Home->NZ Journal->February 23, 2002 - Into The Southland | Previous | Next |
What a strange day. It started with the fire alarm going off in the hotel just after I finished my shower. Being that it was a pretty funky old place with no staff on the premises, I jumped into my clothes, grabbed my backpack (containing passport, camera and computer) and left the building.
Fortunately, there wasn't a fire, but just a fault in the alarm system. The day was sunny and clear and I took the whole experience as an omen and hightailed it out of Dunedin after breakfast. Meteorology in New Zealand is a very inexact science. It was supposed to be cloudy with showers.
There doesn't seem to be a way out of the city without climbing big hills. The first one was the killer (why is it always the first one). It was on a four lane highway with lots of smoking traffic. I finally gave up about halfway up and walked it. I was panting so hard and the air was so bad that I couldn't breathe. At the top, it became stranger as the highway turned into a motorway (bicycles excluded) and I had to take a skinny little walk and bike path down to the bottom.
The road that I could take then wound back and forth along the motorway through the suburbs of Dunedin. It may be a small city, but has a lot of 'burbs over the hill. The route was hard to follow since it went from road to road. It would be like having to go through Dorchester and Quincy, etc. because you can't go on the expressway, only with lots of hills.
I finally got almost to Mosgiel, about 15km from Dunedin and the road went right up a short gentle rise to the motorway or left up a really steep hill. I noticed a sign just beyond the motorway entrance that the road narrowed in 500 meters. I guessed that it ended at Mosgiel--so I took the motorway. I didn't have that hill in me and it would have been twice as long.
It gets better. About 5km beyond Mosgiel, my chain broke again. Fixing it involves taking the bag out of the trailer, disconnecting the trailer, taking the bags off the bike, removing the rear wheel, fishing out my heavy-duty tool bag out of the trailer bag, fixing the link, cleaning all the black grease off my hands and then reversing the process. At least it was a rest.
At that point, the southerlies came back, so now I was, once again, going to windward. At least I didn't have to buck the wind and the hills. The road became more gently rolling after Mosgiel. I stopped by a field just before Lake Waihola to take a picture of an interesting array of hay bales.
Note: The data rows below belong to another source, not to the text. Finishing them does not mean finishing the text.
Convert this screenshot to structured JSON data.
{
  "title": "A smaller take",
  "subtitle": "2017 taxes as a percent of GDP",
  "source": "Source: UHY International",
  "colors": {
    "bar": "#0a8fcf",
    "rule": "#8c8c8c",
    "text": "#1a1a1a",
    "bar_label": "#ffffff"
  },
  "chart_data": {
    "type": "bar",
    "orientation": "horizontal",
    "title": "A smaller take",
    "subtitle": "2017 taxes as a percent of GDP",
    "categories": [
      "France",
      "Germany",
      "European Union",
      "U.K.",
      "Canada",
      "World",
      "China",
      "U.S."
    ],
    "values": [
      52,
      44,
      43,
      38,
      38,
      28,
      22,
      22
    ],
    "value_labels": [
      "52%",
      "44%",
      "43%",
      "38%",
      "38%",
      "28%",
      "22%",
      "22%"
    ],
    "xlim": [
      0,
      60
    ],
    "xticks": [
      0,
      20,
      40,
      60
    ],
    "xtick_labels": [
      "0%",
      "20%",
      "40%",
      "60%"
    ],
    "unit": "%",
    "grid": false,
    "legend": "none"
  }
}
They bale them into cylinders and then cover the bales in blue shrinkwrap. I think that this allows them to store the bales outside, since I've seen stacks of them elsewhere. Just the random arrangement of them, sitting on end, strewn across the field was interesting.
At that point, I noticed a trio of cormorants in the water below me. I thought this rather unusual, since I was about 10km inland. They were in what must have been an irrigation canal, since it was at least thirty feet wide and followed the road for about 5K. As I rode along, I kept stopping because it was full of birdlife. There was a pair of black swans, with cygnets. I tried to take a picture, but they ducked into a stand of trees before I got a chance to take it. I also saw a bird that looked a lot like a blue heron, but with a white head and the feathers were shaped differently. Lots of ducks, too. I stopped for lunch in Waihola at a tearoom called The Black Swan, so they must have several around there.
I pushed on from Waihola to Milton, where I'm spending the night at the Happy Inn Backpackers. It is owned by a Swiss fellow named Toni. He bought an small ex-church and its church hall. He has converted the hall into a very nice hostel and is working on converting the brick church building into a home. It is a pretty small hostel with only 12 dorm beds an a double room, but it is well done and has a nice kitchen.
Toni is pretty interesting as well. He settled down in NZ anout six years ago after bicycling about halfway around the world. He has gone from Vancouver to Guatemala in the Western Hemisphere and cycled from Switzerland to India and then from Thailand down through Indonesia, down the east coast of Australia and then east to west across the Nullabor desert. He finally came to New Zealand and cycled around both islands and decided to stop, Makes my trip seem pretty tame.
Only 158 kilometers to Invercargill.